5-aminolevulinic acid (ALA) is an endogenous precursor for photosensitizers formed by heme biosynthesis, and has been studied for photodynamic therapy (PDT) with promising results for some skin diseases.
When absorbed into the skin through topical application, such as coating or patching, ALA migrates into cells and is converted into protoporphyrin IX (PpIX), which is used as an endogenous photosensitizer in photodynamic therapy (PDT).
ALA, under the same conditions, is more rapidly absorbed into abnormal cells or tissues than normal cells or tissues.
PpIX is induced to be fluorescent when exposed to visible light in the frequency range from 450 to 650 nm. Transferring energy to adjacent oxygen molecules, this fluorescence converts them into singlet oxygen, a reactive oxygen species, which functions as a toxin destroying the adjacent cells and tissues thereof.
Therefore, radiation leads to various therapeutic effects on abnormal cells and tissue (skin) in which a high concentration of PpIX is accumulated.
However, the high hydrophilicity and low hydrophobicity thereof prevents ALA from penetrating into such barriers as the stratum corneum and cell membranes. It takes a very long time to accumulate ALA in cells at a sufficient concentration to elicit the desired therapeutic effects.

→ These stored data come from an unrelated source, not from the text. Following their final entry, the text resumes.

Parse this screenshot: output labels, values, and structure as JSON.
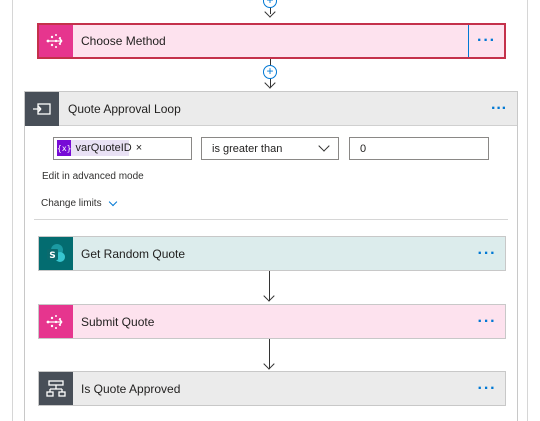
{
  "colors": {
    "accent": "#0078d4",
    "pink_card": "#fde2ee",
    "pink_icon": "#e6358e",
    "teal_card": "#dcecec",
    "teal_icon": "#036c70",
    "grey_card": "#ebebeb",
    "grey_icon": "#484f58",
    "selected_border": "#c4314b",
    "variable_token": "#770bd6"
  },
  "choose_method": {
    "title": "Choose Method",
    "icon": "flow-icon",
    "menu": "···"
  },
  "loop": {
    "title": "Quote Approval Loop",
    "icon": "loop-icon",
    "menu": "···",
    "condition": {
      "token_label": "varQuoteID",
      "token_icon_text": "{x}",
      "token_remove": "×",
      "operator": "is greater than",
      "value": "0"
    },
    "advanced_link": "Edit in advanced mode",
    "change_limits": "Change limits",
    "actions": [
      {
        "title": "Get Random Quote",
        "icon": "sharepoint-icon",
        "menu": "···"
      },
      {
        "title": "Submit Quote",
        "icon": "flow-icon",
        "menu": "···"
      },
      {
        "title": "Is Quote Approved",
        "icon": "condition-icon",
        "menu": "···"
      }
    ]
  },
  "connectors": {
    "add_step": "+"
  }
}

To address this limitation of uptake and distribution of ALA, the drug has been converted into its esters, such as methyl ester, butyl ester, etc. These alkyl esters are greatly decreased in hydrophilicity compared to carboxylic acid, which makes it easy for them to pass through barriers such as the stratum cornea and cell membranes. However, the compounds find applications only in narrow and limited fields.

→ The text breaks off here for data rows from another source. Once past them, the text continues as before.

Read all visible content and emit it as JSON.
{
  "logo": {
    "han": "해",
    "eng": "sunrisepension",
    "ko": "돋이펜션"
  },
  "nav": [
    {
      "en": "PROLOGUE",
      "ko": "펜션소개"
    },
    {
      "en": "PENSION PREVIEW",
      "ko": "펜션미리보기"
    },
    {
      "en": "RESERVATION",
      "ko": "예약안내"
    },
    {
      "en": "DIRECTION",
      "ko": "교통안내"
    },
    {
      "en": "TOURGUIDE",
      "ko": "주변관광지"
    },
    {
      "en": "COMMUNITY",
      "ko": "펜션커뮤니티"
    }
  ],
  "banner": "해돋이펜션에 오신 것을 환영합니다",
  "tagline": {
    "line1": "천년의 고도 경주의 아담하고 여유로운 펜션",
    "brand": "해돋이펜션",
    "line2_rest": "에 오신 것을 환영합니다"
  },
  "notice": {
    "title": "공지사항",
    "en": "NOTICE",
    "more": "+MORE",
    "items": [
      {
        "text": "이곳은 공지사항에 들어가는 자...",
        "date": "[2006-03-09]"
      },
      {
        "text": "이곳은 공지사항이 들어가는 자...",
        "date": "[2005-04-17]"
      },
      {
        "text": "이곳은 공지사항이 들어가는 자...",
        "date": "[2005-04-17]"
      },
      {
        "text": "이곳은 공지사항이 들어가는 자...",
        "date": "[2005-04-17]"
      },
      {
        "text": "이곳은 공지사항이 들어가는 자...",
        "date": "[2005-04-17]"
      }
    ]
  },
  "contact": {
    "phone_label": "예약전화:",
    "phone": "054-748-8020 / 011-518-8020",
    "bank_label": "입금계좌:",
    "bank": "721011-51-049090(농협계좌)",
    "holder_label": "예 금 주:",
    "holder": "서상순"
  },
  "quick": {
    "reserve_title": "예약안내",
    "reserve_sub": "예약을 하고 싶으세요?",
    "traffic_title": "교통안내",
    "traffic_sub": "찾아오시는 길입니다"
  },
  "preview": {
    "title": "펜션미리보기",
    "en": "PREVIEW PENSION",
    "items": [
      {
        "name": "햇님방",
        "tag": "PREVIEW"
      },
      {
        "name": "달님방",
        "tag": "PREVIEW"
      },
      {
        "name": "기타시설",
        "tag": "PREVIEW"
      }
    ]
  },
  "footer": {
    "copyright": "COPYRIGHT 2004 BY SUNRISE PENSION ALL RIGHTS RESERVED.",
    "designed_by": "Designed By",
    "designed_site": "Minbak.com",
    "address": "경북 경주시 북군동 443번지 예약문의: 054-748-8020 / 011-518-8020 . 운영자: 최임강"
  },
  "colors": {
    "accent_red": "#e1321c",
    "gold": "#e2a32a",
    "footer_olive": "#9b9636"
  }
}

Moreover, since the synthesis of the ester derivatives involves a complex process including the introduction of an amino-protecting group and the removal thereof, the production yield becomes too low to apply the process in practice.
Thus, there is a need for a method by which ALA can be effectively carried into cells and which can find application in a variety of fields.
Leading to the present invention, intensive and thorough research into the effective delivery of ALA into cells, conducted by the present inventors, resulted in the finding that unsaturated alkyl esters of ALA can readily penetrate into barriers such as the stratum cornea and cell membranes. Nowhere are such unsaturated alkyl esters of ALA disclosed in the prior art.
Also, a method for synthesizing the esters of ALA at a high yield without using amino-protecting groups was also developed, which can be applied to a variety of fields.